The study of ENERGY AND FORCES allows physicists to understand the universe in terms of matter and energy in space and time. In this chapter readers dive into the various forms of energy, from simple static shock to the everyday electrical that powers our homes. One corner of the Ontario Science Centre offers music fans an opportunity to watch their dance steps (kinetic: energy in motion) transform into energy output that lights up the dance floor.

LIFE covers everything that lives on planet Earth, from petite protista to massive mammoths. Biology was always my favourite science speciality so it was nice to get a refresher on the inner-workings of a cell, how genes work, reproduction, photosynthesis, respiration, genetic engineering, and cloning. The Science Centre is full of fabulous exhibits that showcase the diversity of life but my favourite was “System of Systems” where those who marvel at all things medical can press a button labeled by various organs in the body and watch them light up on a translucent mannequin right before their eyes.

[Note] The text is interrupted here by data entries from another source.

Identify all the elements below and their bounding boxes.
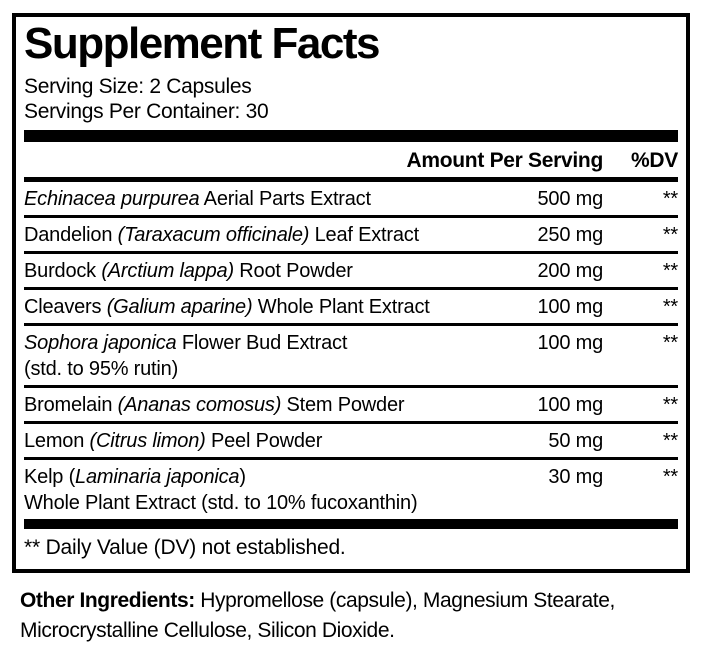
ingredient-name: Burdock (Arctium lappa) Root Powder bbox=[24, 260, 353, 282]
ingredient-amount: 50 mg bbox=[548, 430, 603, 452]
ingredient-row bbox=[24, 290, 678, 326]
ingredient-name-line2: (std. to 95% rutin) bbox=[24, 358, 179, 380]
ingredient-dv: ** bbox=[662, 188, 678, 210]
ingredient-amount: 200 mg bbox=[537, 260, 603, 282]
ingredient-name: Lemon (Citrus limon) Peel Powder bbox=[24, 430, 323, 452]
ingredient-dv: ** bbox=[662, 394, 678, 416]
ingredient-dv: ** bbox=[662, 224, 678, 246]
ingredient-amount: 100 mg bbox=[537, 332, 603, 354]
ingredient-name-line2: Whole Plant Extract (std. to 10% fucoxanthin) bbox=[24, 492, 418, 514]
ingredient-amount: 30 mg bbox=[548, 466, 603, 488]
ingredient-name: Cleavers (Galium aparine) Whole Plant Extract bbox=[24, 296, 430, 318]
other-ingredients-label: Other Ingredients: bbox=[20, 589, 195, 612]
top-divider-bar bbox=[24, 130, 678, 142]
ingredient-dv: ** bbox=[662, 260, 678, 282]
column-header-row bbox=[24, 142, 678, 182]
ingredient-name: Echinacea purpurea Aerial Parts Extract bbox=[24, 188, 371, 210]
ingredient-row bbox=[24, 388, 678, 424]
ingredient-dv: ** bbox=[662, 466, 678, 488]
bottom-divider-bar bbox=[24, 519, 678, 529]
ingredient-amount: 500 mg bbox=[537, 188, 603, 210]
ingredient-amount: 250 mg bbox=[537, 224, 603, 246]
supplement-facts-panel bbox=[12, 13, 690, 573]
daily-value-footnote: ** Daily Value (DV) not established. bbox=[24, 536, 346, 559]
ingredient-name: Sophora japonica Flower Bud Extract (std. to 95% rutin) bbox=[24, 330, 493, 382]
other-ingredients bbox=[20, 586, 672, 646]
ingredient-dv: ** bbox=[662, 296, 678, 318]
ingredient-amount: 100 mg bbox=[537, 394, 603, 416]
servings-per-container: Servings Per Container: 30 bbox=[24, 100, 269, 123]
ingredient-dv: ** bbox=[662, 332, 678, 354]
other-ingredients-text: Hypromellose (capsule), Magnesium Stearate, Microcrystalline Cellulose, Silicon Dioxide. bbox=[20, 589, 615, 642]
ingredient-name: Kelp (Laminaria japonica) Whole Plant Extract (std. to 10% fucoxanthin) bbox=[24, 464, 493, 516]
ingredient-amount: 100 mg bbox=[537, 296, 603, 318]
ingredient-row bbox=[24, 218, 678, 254]
ingredient-row bbox=[24, 326, 678, 388]
ingredient-row bbox=[24, 460, 678, 519]
dv-header: %DV bbox=[631, 149, 678, 172]
ingredient-name: Bromelain (Ananas comosus) Stem Powder bbox=[24, 394, 405, 416]
ingredient-rows bbox=[24, 182, 678, 519]
ingredient-row bbox=[24, 254, 678, 290]
ingredient-row bbox=[24, 424, 678, 460]
serving-size: Serving Size: 2 Capsules bbox=[24, 75, 252, 98]
panel-title: Supplement Facts bbox=[24, 19, 379, 68]
amount-per-serving-header: Amount Per Serving bbox=[406, 149, 603, 172]
ingredient-dv: ** bbox=[662, 430, 678, 452]
ingredient-row bbox=[24, 182, 678, 218]
ingredient-name: Dandelion (Taraxacum officinale) Leaf Extract bbox=[24, 224, 419, 246]
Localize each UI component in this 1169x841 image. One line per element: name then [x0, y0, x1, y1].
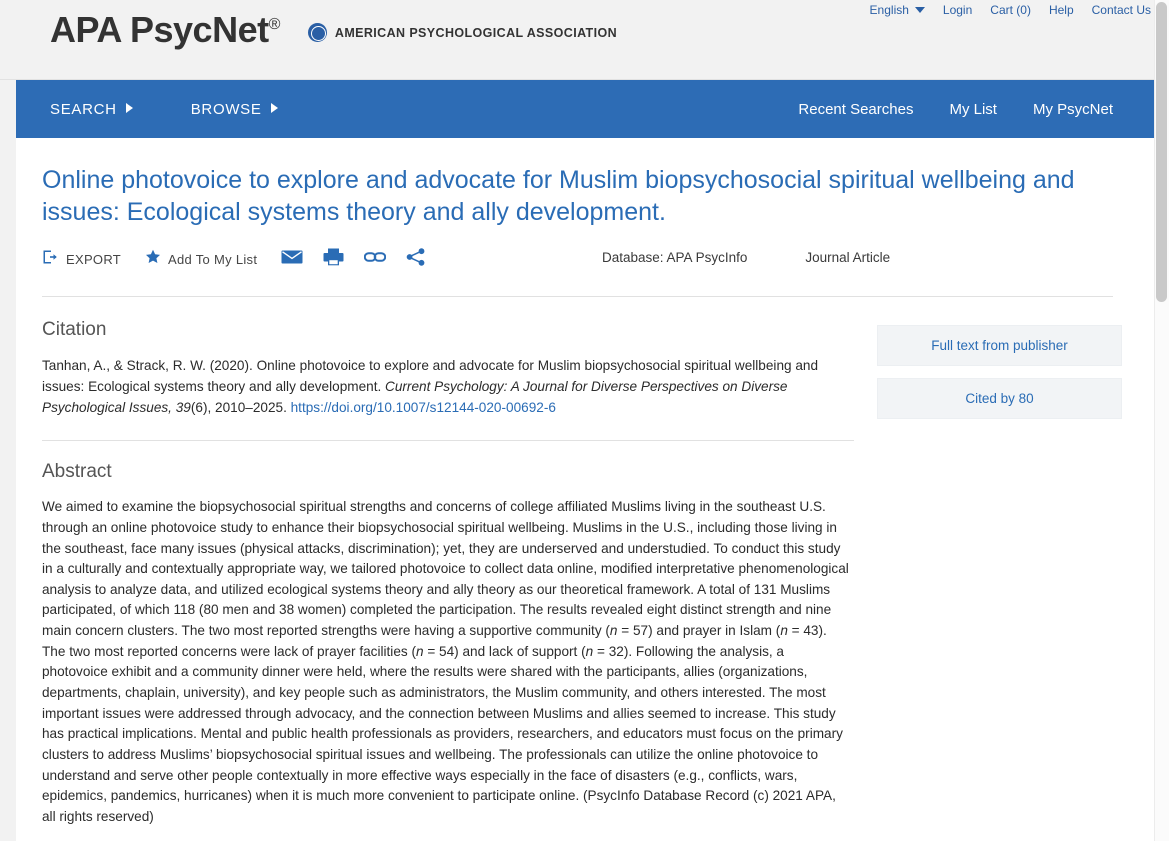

The study of SPACE is truly mesmerizing as NASA scientists continue to develop new technologies to explore planets, solar systems, and stars light years away. In this chapter readers can flip through fun facts on the sun, black holes, the Big Bang Theory, spaceflight, and the challenges of living in space. The Ontario Science Centre has a great space dedicated to all things otherworldly including a planetarium and an awesome Rocket Chair used by astronauts which utilizes compressed gas (nitrogen instead of air) to get around.

The final chapter of How Science Works digs deep into the EARTH, offering an inside scoop on plate tectonics, earthquakes, volcanoes, oceans, the atmosphere, climate, and the greenhouse gas effect. At the Ontario Science Centre’s exhibit dedicated to all things earthly, visitors can sit in a petite theatre to learn about ocean ecosystems as well as the effect low and high tide have on our oceans.

While How Science Works is a perfect read for adults looking to brush up on their STEM skills, DK Publishing offers a slew of educational and fun science-oriented books for all ages. If you’ve got budding scientists currently studying at school consider gifting 100 Scientists Who Made History, Science Year by Year, or How to Be a Scientist. You never know, you may just be raising the next Einstein!